Maître fourbe, et plus menteur que ne fut jamais le plus subtil arracheur de dents qui soit dans le domaine du Pont-Neuf, [1][3] où diable allez-vous ? Tout le monde sait que le lendemain des Rois vous vous enfuîtes à Saint-Germain, [4] < dans la > crainte que vous aviez d’être enfermé dans les barricades, ou d’être enseveli dans l’un des tonneaux qui servirent de remparts à la défense des bourgeois de Paris, [2][5] lorsque le roi, quittant son palais, t’avait laissé seul dans les galeries de son Louvre, [6] où tu étais demeuré un moment pour apprendre ce qui se passait dans l’esprit, dans la pensée, dans l’intention des habitants.
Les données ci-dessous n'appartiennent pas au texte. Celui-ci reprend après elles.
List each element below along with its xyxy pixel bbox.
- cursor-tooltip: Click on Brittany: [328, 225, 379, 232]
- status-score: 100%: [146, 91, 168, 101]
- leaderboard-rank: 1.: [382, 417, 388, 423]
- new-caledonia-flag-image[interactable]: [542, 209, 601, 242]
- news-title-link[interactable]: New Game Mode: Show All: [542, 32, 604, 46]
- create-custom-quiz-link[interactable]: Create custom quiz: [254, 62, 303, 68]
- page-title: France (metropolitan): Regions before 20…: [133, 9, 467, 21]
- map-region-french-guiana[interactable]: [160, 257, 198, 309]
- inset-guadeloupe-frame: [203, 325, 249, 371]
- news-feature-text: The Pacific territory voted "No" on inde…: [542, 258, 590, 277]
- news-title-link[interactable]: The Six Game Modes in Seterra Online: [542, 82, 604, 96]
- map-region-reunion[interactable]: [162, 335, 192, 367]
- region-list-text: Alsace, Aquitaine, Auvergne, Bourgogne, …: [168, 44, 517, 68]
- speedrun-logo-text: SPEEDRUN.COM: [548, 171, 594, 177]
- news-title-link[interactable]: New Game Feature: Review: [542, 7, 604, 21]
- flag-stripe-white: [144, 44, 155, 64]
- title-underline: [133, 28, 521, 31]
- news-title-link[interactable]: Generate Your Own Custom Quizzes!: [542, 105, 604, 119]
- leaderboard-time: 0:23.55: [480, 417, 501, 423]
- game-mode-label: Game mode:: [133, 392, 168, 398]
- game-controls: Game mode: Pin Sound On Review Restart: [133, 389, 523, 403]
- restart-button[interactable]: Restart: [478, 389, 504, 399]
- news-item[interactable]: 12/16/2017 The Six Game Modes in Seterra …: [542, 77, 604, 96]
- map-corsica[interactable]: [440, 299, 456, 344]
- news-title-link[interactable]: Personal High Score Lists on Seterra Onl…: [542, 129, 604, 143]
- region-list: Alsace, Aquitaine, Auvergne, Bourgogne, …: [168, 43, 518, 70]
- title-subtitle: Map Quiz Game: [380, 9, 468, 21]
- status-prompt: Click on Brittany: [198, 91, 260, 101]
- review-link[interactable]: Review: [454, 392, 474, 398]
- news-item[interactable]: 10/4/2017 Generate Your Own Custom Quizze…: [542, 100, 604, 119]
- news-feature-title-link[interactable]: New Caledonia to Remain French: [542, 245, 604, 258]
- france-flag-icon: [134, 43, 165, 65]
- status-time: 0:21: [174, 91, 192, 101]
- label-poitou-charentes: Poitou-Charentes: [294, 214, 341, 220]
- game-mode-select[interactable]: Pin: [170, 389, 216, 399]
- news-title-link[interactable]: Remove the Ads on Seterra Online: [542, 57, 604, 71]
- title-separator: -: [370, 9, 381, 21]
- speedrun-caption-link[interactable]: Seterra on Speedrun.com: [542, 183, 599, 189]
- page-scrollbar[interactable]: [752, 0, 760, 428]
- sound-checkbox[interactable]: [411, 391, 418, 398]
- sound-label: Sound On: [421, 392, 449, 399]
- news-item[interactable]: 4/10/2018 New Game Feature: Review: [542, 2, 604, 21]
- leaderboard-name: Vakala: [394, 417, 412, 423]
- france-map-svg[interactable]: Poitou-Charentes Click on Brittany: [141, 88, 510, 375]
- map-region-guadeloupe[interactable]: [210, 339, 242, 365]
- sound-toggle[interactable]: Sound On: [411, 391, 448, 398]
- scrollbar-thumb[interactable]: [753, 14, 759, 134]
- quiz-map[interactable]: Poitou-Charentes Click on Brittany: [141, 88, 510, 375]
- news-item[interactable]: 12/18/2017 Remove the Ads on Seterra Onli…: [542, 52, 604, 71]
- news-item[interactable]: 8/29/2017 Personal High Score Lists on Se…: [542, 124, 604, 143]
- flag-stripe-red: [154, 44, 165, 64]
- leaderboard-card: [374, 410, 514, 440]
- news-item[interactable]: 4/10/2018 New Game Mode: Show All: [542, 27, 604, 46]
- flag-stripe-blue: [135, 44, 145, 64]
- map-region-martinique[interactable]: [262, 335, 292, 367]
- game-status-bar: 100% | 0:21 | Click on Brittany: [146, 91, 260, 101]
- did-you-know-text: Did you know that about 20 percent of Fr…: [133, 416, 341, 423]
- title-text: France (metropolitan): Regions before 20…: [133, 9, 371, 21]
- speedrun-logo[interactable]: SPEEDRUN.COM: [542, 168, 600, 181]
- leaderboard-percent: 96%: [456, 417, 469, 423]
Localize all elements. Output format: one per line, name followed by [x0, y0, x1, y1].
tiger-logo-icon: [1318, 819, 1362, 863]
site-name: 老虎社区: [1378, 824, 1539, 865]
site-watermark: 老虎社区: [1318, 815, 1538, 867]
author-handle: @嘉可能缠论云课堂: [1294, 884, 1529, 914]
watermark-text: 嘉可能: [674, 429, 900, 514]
Ô dieux ! tu manques de nez, si ce n’est que les plus courts soient les plus beaux, ou que les plus puants soient les meilleurs, [7] comme l’on dit des fromages, [8] mais tu en eus cette fois, car les paysans révoltés étaient résolus de te faire mourir dans un tonneau de la plus fine merde qui se trouve dans les marais, ou dans la rue des Gravilliers. [3][9]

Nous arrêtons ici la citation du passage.